The same year, I essentially led Pat Buchanan’s Bay Area office in the California Presidential Primary. For that I was despised not only by every San Francisco Democrat…but all three local Republicans also nervously lowered their eyes or crossed the street whenever I approached.
That, however, was long ago…when three Republicans could still be found in San Francisco.
A quarter century on, I still relish returns to this unique place, my adopted home town.
I write now with the Presidio Gate to our west, a view of the Palace of the Fine Arts to our north, the Golden Gate and Marin hills just beyond, and I recall like yesterday living on Telegraph Hill, in the Outer Richmond, and in the nearby Marina District…strolling these streets, climbing up and down these hills, frequenting boulangeries as the sun rose and fog receded, patronizing bistros as the fog returned and sun set.
And I remember how fortunate I felt to call this place home.
For this week, thanks to Brett and Jennifer, I am able to do so again. David and I, like an advance party for a Royal visit, arrived a few days ahead of Rita and Alexander, to assess the situation and secure the grounds.

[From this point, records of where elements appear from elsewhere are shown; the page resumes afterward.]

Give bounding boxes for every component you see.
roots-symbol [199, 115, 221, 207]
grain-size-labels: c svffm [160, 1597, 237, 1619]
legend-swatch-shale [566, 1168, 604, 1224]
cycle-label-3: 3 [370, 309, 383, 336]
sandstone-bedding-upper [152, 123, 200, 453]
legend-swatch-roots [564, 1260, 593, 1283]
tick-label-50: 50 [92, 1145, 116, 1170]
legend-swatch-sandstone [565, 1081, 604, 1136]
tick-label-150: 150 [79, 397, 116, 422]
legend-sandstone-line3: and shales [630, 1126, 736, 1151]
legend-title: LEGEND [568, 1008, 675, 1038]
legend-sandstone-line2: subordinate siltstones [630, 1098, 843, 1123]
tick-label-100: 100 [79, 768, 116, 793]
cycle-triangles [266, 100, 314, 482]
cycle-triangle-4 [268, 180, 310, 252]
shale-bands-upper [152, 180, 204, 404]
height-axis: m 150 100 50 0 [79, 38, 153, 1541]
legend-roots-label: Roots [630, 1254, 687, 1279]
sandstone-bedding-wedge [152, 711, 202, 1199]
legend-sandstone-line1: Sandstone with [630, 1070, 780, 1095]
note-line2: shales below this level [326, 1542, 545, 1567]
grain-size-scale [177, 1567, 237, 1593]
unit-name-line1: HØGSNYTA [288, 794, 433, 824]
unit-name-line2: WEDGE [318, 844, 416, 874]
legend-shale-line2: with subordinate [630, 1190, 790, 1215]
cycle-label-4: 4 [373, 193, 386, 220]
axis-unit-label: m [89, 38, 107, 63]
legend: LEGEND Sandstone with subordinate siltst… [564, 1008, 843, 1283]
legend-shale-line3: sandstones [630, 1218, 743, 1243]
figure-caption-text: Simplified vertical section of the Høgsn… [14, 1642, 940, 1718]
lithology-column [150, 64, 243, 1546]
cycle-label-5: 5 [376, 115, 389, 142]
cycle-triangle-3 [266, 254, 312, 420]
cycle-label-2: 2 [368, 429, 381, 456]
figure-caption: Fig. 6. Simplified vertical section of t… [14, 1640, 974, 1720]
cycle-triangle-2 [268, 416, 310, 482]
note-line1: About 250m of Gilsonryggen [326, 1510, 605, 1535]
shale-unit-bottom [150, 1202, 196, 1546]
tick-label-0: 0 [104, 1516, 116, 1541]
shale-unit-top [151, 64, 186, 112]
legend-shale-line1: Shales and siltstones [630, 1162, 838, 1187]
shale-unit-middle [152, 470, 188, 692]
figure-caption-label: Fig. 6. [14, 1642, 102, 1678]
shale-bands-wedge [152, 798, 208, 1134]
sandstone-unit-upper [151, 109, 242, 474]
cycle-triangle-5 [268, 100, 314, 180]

More to come on what we have seen…but for now, we’ve gotten ahead of ourselves. Let’s return to the early innings of the initial Spanish bull market in Alta California.
From the day Francis Drake put his toes in sand at Point Reyes, almost two centuries would pass before José Ortega, chief scout of the overland Portola expedition, became the first European to view San Francisco Bay.
Six years later, Juan Manuel de Ayala would not miss the Golden Gate, claiming honors as first to sail thru it…initially anchoring the San Carlosnear what is now Sausalito, eventually making port on an island his expedition named for the Angels, in a cove posterity would eventually name for him.
The following year, Juan Bautista de Anza culminated an 800 mile expedition from the Arizona desert by erecting two crosses, five miles apart, on the south side of the newly discovered strait.
One marked the location of a fort to flaunt and flex military muscle, the other of a Mission to offer and obtain supernatural solace.
Between the two, beside a small cove at the northeast edge of the windswept peninsula, José Moraga selected a site to construct shacks for those who would build The Presidio and erect the Mission San Francisco de Asís.
On that spot, in our time, those huts would fetch seven figures, offer access to more restaurants than Charles Lindbergh in Paris, and be surrounded by far too many homeless.
Only the homeless, and not much else, were there then. In fact, all were homeless…and so building commenced.
The ramshackle outpost was named Yerba Buena, for the ubiquitous native herb that surrounded the new settlement.
Seven days after De Anza’s cross established Mission Delores…and founded San Francisco…the Declaration of Independence was formally adopted.
Few in Yerba Buena could have cared less…yet.